En cuanto a los autores que han ejercido la mayor influencia en mi forma de pensar, diría primero que, como muchos otros, tuve una suerte de revelación de la antropología leyendo Tristes trópicos. Esto no porque sentía realmente una afinidad teórica con el pensamiento de Claude Lévi-Strauss, sino porque me abría horizontes completamente nuevos sobre la manera de responder a preguntas que me había planteado en India y en Túnez. Sin embargo, los dos autores que más han influido en mi formación intelectual son sin duda Pierre Bourdieu y Michel Foucault. Del primero, he tomado el análisis de los mecanismos de producción y reproducción de las formas de dominación y, por tanto, de los juegos de poder y desigualdad. El segundo me ha llevado a comprender de otro modo la política, vislumbrándola a través del biopoder: la acción sobre las poblaciones, la gubernamentalidad y, por consiguiente, las técnicas finas de intervención sobre sí mismo y los otros. Desde luego, a medida que mis investigaciones avanzaban y que mis problemáticas se desmultiplicaban, aquello me condujo a descubrir otros autores, como Max Gluckman y Marc Augé en antropología, Norbert Elias y Ervin Goffman en sociología, Walter Benjamin y Hannah Arendt en filosofía. En realidad, creo ser bastante ecléctico, menos propenso a situarme en la estela de un solo maestro, y más inclinado a tomar elementos prestados de diversos y, a veces, heterodoxos autores.
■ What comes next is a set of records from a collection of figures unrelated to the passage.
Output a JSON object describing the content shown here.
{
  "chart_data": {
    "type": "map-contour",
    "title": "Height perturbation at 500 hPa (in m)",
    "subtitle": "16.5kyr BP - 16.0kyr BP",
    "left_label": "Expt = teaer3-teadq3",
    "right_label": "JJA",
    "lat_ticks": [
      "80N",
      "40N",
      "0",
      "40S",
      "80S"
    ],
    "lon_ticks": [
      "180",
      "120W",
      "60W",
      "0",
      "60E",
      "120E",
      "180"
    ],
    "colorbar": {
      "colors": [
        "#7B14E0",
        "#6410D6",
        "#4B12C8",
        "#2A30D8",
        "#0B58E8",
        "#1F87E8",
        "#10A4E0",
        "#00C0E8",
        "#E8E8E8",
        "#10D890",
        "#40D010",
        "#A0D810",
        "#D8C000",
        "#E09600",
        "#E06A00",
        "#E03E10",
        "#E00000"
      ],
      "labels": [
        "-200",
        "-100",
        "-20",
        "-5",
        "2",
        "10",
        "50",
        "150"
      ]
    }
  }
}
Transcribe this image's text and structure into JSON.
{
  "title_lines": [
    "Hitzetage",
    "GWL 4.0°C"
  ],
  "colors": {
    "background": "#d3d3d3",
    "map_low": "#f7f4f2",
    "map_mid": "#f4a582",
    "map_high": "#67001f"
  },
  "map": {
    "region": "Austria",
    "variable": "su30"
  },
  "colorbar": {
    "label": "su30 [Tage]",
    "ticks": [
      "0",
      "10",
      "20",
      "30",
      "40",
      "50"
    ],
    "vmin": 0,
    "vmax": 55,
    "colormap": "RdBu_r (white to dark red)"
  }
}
–Ángel Aedo (A. A.): Mi pregunta concierne a la cuestión humanitaria y busca ofrecer una clave de lectura para los lectores que en Latinoamérica están abordando investigaciones sobre esta materia. ¿En qué consiste la razón o la racionalidad del gobierno humanitario? ¿Cómo y en qué lugares se articula? ¿Cuáles son sus principales características de funcionamiento?
–El gobierno humanitario es para mí una forma de administración de las poblaciones por medio de la movilización de sentimientos morales y particularmente de la compasión hacia aquellos que son afectados por las desgracias del mundo, se trate de terremotos, guerras, epidemias, hambruna o miseria. Por lo tanto, el término gobierno es empleado en el sentido de Foucault, como un conjunto de principios y técnicas que operan sobre los cuerpos, y no solamente como una reunión de ministros. Lo humanitario va igualmente mucho más allá del perímetro habitual defendido por las organizaciones no gubernamentales, ya que es un calificativo que también es reivindicado por los Estados, incluso para justificar sus intervenciones militares. La razón humanitaria tiene una larga historia que se remonta a finales del siglo XVIII, particularmente con la movilización contra la esclavitud, pero su entrada en política propiamente es más reciente, hace a penas medio siglo, con —entre otras— la creación de grandes organizaciones no gubernamentales y la generalización de un lenguaje humanitario por parte de los Estados, tanto a nivel local, en la gestión de la pobreza, como en las relaciones internacionales, especialmente en las situaciones de conflicto.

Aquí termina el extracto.